Виктор саркастически усмехается.
— Очевидно, ослабить ремень.
— Или шаг, — не сдаюсь я, — надо быть понятливее, терпимее, Витя, душевнее, если хотите, к человеческим слабостям. Люди не одинаковы.
— А чего я от них требую? Учись, читай, расти. Невозможно это? Чушь! Ежик вон на футбол бежит, а я ему книжку сую. Ну что же, после футбола прочти. Недоспи, а прочти. Только осознай, что так надо, что нельзя без этого, тогда и простить можно, если силенок не хватит.
Трудно спорить с Виктором, но я все-таки пытаюсь.
— Вы стремитесь к духовному совершенству, Витя. Но духовное совершенство, как и физическое, невозможно для всех.
— Чепуха! — сердится Виктор. — Безногий не пробежит стометровку, но любой нормальный, здоровый человек пробежит. И раз от разу может улучшить время. Это — моя аллегория. Понятно? Если я хочу стать лучше, почему другой не может хотеть этого? Только захоти, воспитай в себе это «хочу». Вот этого я и требую.
Спор можно продолжать, но я уже выдыхаюсь. Виктор в чем-то убедил меня, но мне кажется, что и сам в чем-то поколеблен.
Мы не успеваем уточнить этого — раздается звонок.
Пришла Клавдия Новикова.
Виктор несколько удивленно подвел ее ко мне, но удивиться по-настоящему пришлось мне, а не им, потому что Клавдия, рассмотрев Виктора, освещенного настольной лампой, — в комнате было темно, вдруг воскликнула.
— Черенцов! Витя!
Виктор смущенно протянул руку:
— Здравствуй, Клава.
— Странно, — заметил я обиженно, — все друг друга знают, а я кручусь среди вас, как щепка в омуте.

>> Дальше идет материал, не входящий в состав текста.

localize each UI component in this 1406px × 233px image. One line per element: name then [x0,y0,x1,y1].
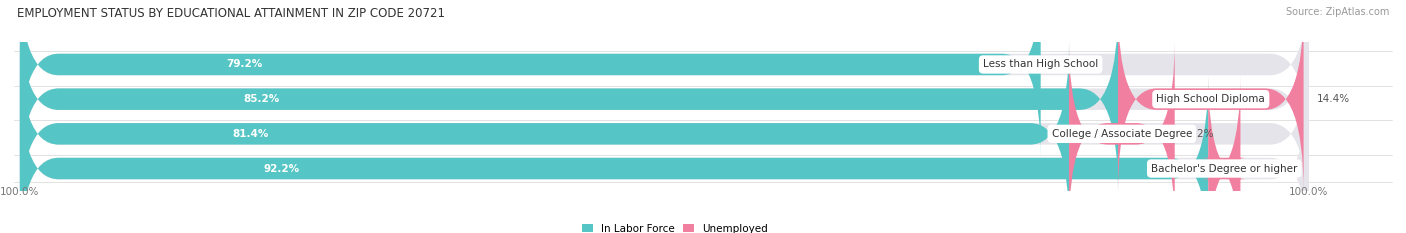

— Да мы с детства знакомы, — сказала Клава, — на одном дворе жили. Витя, я и Павлик. Ты знаешь, он здесь сейчас.
— Слыхал, — неопределенно отозвался Виктор.
— Вы разве не встречаетесь?
— Нет.
Несколько смутившись сухостью Виктора, Клава перешла к делу, которое привело ее ко мне. Ей нужно было перевести небольшой кусочек английского текста.
Текст оказался технический, и я сразу же спасовал. Пришлось привлечь Виктора, который, к моему удивлению, довольно сносно умел читать.
— В школе занимался, да забыл потом, — признался он, — сейчас только алфавит и помню.
Но помнил он много больше, а самое главное, отлично знал техническую терминологию. И пока я неуверенно подбирал по смыслу русские слова, он подумав, сразу называл нужное. Клавдия уже не на меня, а на него глядела с почтительным уважением.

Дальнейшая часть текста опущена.